Die folgenden zwei Referenten des Forums waren uns online zugeschaltet. Den ersten Vortrag hielt Dr. Christof Günther, Geschäftsführer der InfraLeuna GmbH, über den »Markthochlauf für Wasserstoff: Erfahrungen aus der Praxis«. Dr. Günther berichtete über die Aktivitäten am Chemiestandort Leuna zur Erzeugung von grünem Wasserstoff mit einer Leistung von 30 MW ab 2022 und möglicherweise bis zum Jahr 2030 in Höhe von fast 1,2 TW – ähnlich einem durchschnittlichen Atomkraftwerk – so eine Prognose. Die Frage aus dem Publikum, ob Wasser in ausreichender Menge zur Wasserstoffherstellung vorhanden sei, konnte Dr. Günther positiv beantworten, denn der Bedarf dafür liege merklich unter den Mengen, die zu DDR-Zeiten für den Kühlkreislauf der Chemieanlagen benötigt wurden. Die Frage nach der Nutzung des als Nebenprodukt anfallenden Sauerstoffs verwies Dr. Günther an das Unternehmen Linde AG als Spezialist für technische Gase, das eine Nutzung bei entsprechender Wirtschaftlichkeit sicher betrachten wird.
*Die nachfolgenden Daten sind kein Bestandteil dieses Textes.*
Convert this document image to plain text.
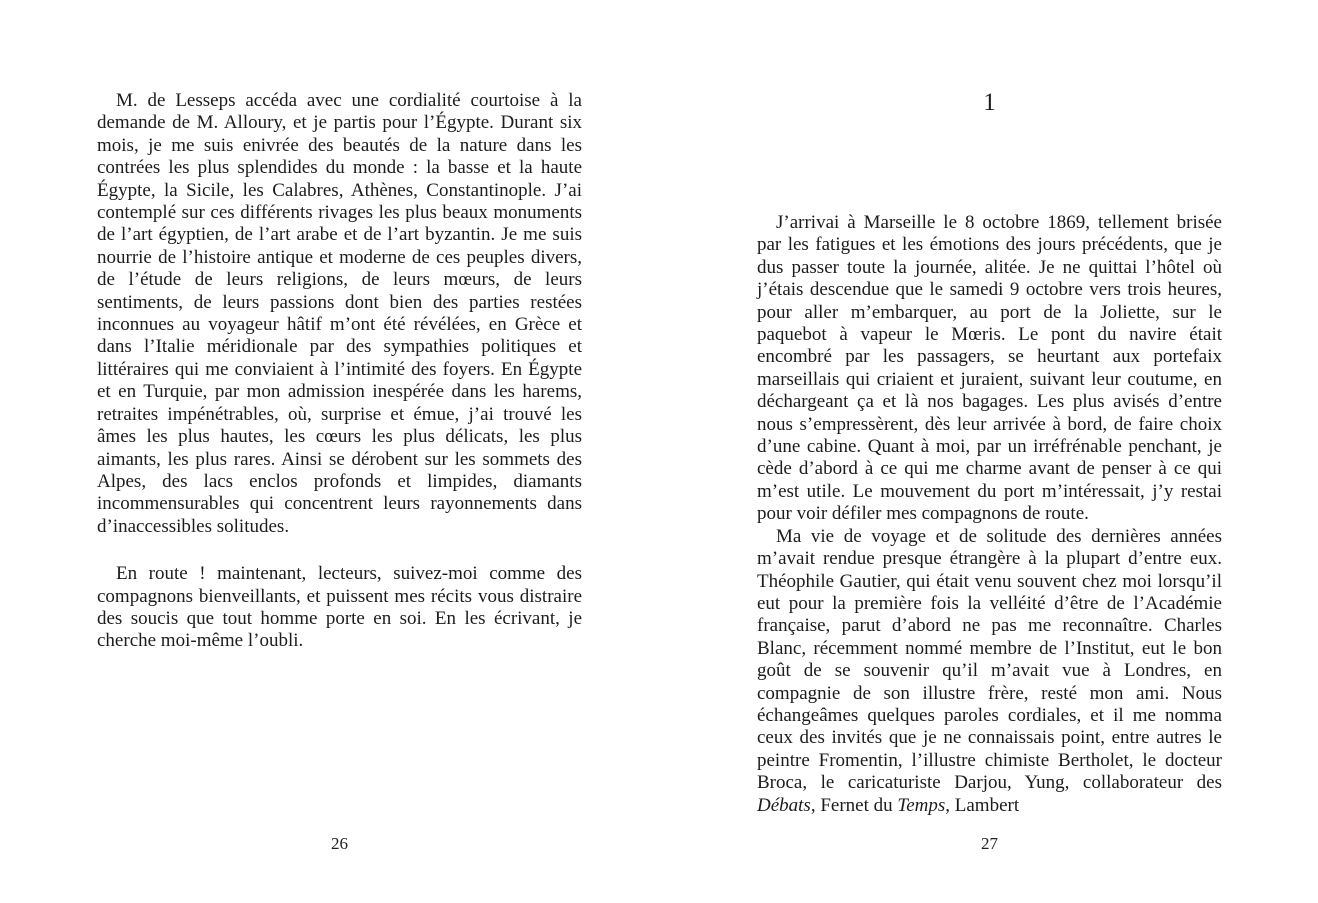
M. de Lesseps accéda avec une cordialité courtoise à la demande de M. Alloury, et je partis pour l’Égypte. Durant six mois, je me suis enivrée des beautés de la nature dans les contrées les plus splendides du monde : la basse et la haute Égypte, la Sicile, les Calabres, Athènes, Constantinople. J’ai contemplé sur ces différents rivages les plus beaux monuments de l’art égyptien, de l’art arabe et de l’art byzantin. Je me suis nourrie de l’histoire antique et moderne de ces peuples divers, de l’étude de leurs religions, de leurs mœurs, de leurs sentiments, de leurs passions dont bien des parties restées inconnues au voyageur hâtif m’ont été révélées, en Grèce et dans l’Italie méridionale par des sympathies politiques et littéraires qui me conviaient à l’intimité des foyers. En Égypte et en Turquie, par mon admission inespérée dans les harems, retraites impénétrables, où, surprise et émue, j’ai trouvé les âmes les plus hautes, les cœurs les plus délicats, les plus aimants, les plus rares. Ainsi se dérobent sur les sommets des Alpes, des lacs enclos profonds et limpides, diamants incommensurables qui concentrent leurs rayonnements dans d’inaccessibles solitudes.

En route ! maintenant, lecteurs, suivez-moi comme des compagnons bienveillants, et puissent mes récits vous distraire des soucis que tout homme porte en soi. En les écrivant, je cherche moi-même l’oubli.

1

J’arrivai à Marseille le 8 octobre 1869, tellement brisée par les fatigues et les émotions des jours précédents, que je dus passer toute la journée, alitée. Je ne quittai l’hôtel où j’étais descendue que le samedi 9 octobre vers trois heures, pour aller m’embarquer, au port de la Joliette, sur le paquebot à vapeur le Mœris. Le pont du navire était encombré par les passagers, se heurtant aux portefaix marseillais qui criaient et juraient, suivant leur coutume, en déchargeant ça et là nos bagages. Les plus avisés d’entre nous s’empressèrent, dès leur arrivée à bord, de faire choix d’une cabine. Quant à moi, par un irréfrénable penchant, je cède d’abord à ce qui me charme avant de penser à ce qui m’est utile. Le mouvement du port m’intéressait, j’y restai pour voir défiler mes compagnons de route.

Ma vie de voyage et de solitude des dernières années m’avait rendue presque étrangère à la plupart d’entre eux. Théophile Gautier, qui était venu souvent chez moi lorsqu’il eut pour la première fois la velléité d’être de l’Académie française, parut d’abord ne pas me reconnaître. Charles Blanc, récemment nommé membre de l’Institut, eut le bon goût de se souvenir qu’il m’avait vue à Londres, en compagnie de son illustre frère, resté mon ami. Nous échangeâmes quelques paroles cordiales, et il me nomma ceux des invités que je ne connaissais point, entre autres le peintre Fromentin, l’illustre chimiste Bertholet, le docteur Broca, le caricaturiste Darjou, Yung, collaborateur des Débats, Fernet du Temps, Lambert

26	27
Mit dem zweiten Online-Vortrag setzte Dr. Torsten Birth, Wissenschaftler am Fraunhofer IFF, über eine »Wasserstofffabrik der Zukunft – Herausforderungen Mobiler Modularer Systeme« fort. Wie der Titel des Vortrags schon sagt, konzentriert sich Dr. Birth mit seinem Team beim Fraun¬hofer IFF auf die Konzipierung von flexiblen modularen Anlagen, genau zugeschnitten auf den jeweiligen Bedarf und die Möglichkeiten der Nutzung anliegender erneuerbarer Energien inkl. der Einbindung in die vorhandene oder mögliche Infrastruktur des jeweiligen Standortes. Dies stellte er anhand von aktuellen Projekten vor. Am Ende stellt sich das Team des Fraunhofer IFF auch die Frage, inwieweit sich solche flexiblen Anlagen an einem anderen Standort verlegen lassen inkl. aller Fragen der Betriebssicherheit, Genehmigungsprozedere u. v. m. In Zukunft wird es darum gehen, wo solche Anlagen überhaupt technisch und wirtschaftlich denkbar sind. Hier arbeitet man an einer Plattform H2digital, die Unternehmen bei der Beantwortung helfen soll, erste Einschätzungen zur Nutzbarkeit solche Anlagen treffen zu können. Herr Dr. Birth motivierte das Publikum, das Thema aufmerksam zu verfolgen, denn hier werde gerade viel auf den Weg gebracht von der Normung bis zur Planung und Umsetzung.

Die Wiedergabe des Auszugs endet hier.